The two of them operated purely on instinct and reflex. Every move, every word, every detail of their grooming had been prompted by the unconscious emulation of others or the irresistible pull of instinctual drives.

The man wore those jeans and that belt because he had seen other men wearing them; imitative as a monkey, he had bought them for himself.

He had come to a bar because it was where other people would come. He had taken the empty seat beside the woman because this too was the action that was expected of him.

His conversational gambits had been picked up from movies or TV shows or from dialogue he’d overheard in other bars — nothing original, lines spoken by strangers, who in turn copied behavior they had witnessed elsewhere.

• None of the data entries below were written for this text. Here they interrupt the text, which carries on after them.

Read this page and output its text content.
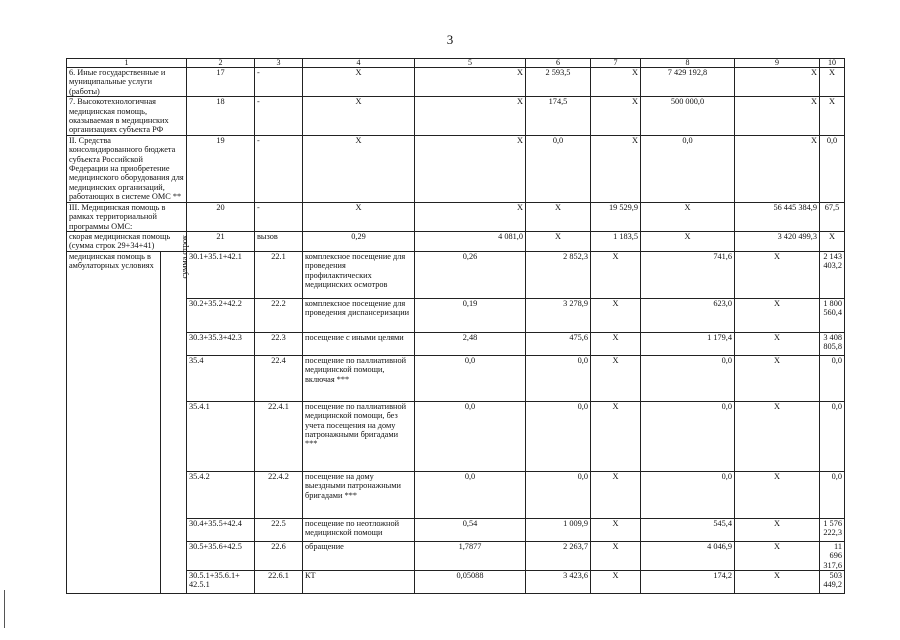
3
1		2	3	4	5	6	7	8	9	10	
6. Иные государственные и муниципальные услуги (работы)		17	-	X	X	2 593,5	X	7 429 192,8	X	X	
7. Высокотехнологичная медицинская помощь, оказываемая в медицинских организациях субъекта РФ		18	-	X	X	174,5	X	500 000,0	X	X	
II. Средства консолидированного бюджета субъекта Российской Федерации на приобретение медицинского оборудования для медицинских организаций, работающих в системе ОМС **		19	-	X	X	0,0	X	0,0	X	0,0	
III. Медицинская помощь в рамках территориальной программы ОМС:		20	-	X	X	X	19 529,9	X	56 445 384,9	67,5	
скорая медицинская помощь (сумма строк 29+34+41)		21	вызов	0,29	4 081,0	X	1 183,5	X	3 420 499,3	X	
медицинская помощь в амбулаторных условиях	сумма строк	30.1+35.1+42.1	22.1	комплексное посещение для проведения профилактических медицинских осмотров	0,26	2 852,3	X	741,6	X	2 143 403,2	
		30.2+35.2+42.2	22.2	комплексное посещение для проведения диспансеризации	0,19	3 278,9	X	623,0	X	1 800 560,4	
		30.3+35.3+42.3	22.3	посещение с иными целями	2,48	475,6	X	1 179,4	X	3 408 805,8	
		35.4	22.4	посещение по паллиативной медицинской помощи, включая ***	0,0	0,0	X	0,0	X	0,0	
		35.4.1	22.4.1	посещение по паллиативной медицинской помощи, без учета посещения на дому патронажными бригадами ***	0,0	0,0	X	0,0	X	0,0	
		35.4.2	22.4.2	посещение на дому выездными патронажными бригадами ***	0,0	0,0	X	0,0	X	0,0	
		30.4+35.5+42.4	22.5	посещение по неотложной медицинской помощи	0,54	1 009,9	X	545,4	X	1 576 222,3	
		30.5+35.6+42.5	22.6	обращение	1,7877	2 263,7	X	4 046,9	X	11 696 317,6	
		30.5.1+35.6.1+ 42.5.1	22.6.1	КТ	0,05088	3 423,6	X	174,2	X	503 449,2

The ritual of offering to buy a drink, of making some cheap and obvious toast, of clinking glasses, all of it was a show played out countless times by countless others.

And if the woman allowed him to take her home, she would do so only because it was expected of her, because she had been raised in a culture that permitted and slyly approved of such behavior; she would be fitting herself seamlessly into the social framework that had shaped her.

The only honest part of what either of them did was their instinctive need for sexual relief, and this was a need they shared with every animal.

Cray had heard much about the dignity of man, but what he had seen was only the vacant thoughtlessness of a herd. The mind was largely an illusion; the great majority of people were, for all practical purposes, unconscious most of the time. Their conscious minds, if functional at all, served only to provide a veneer of rationalization for behavior patterns already prompted by social conditioning and instinct.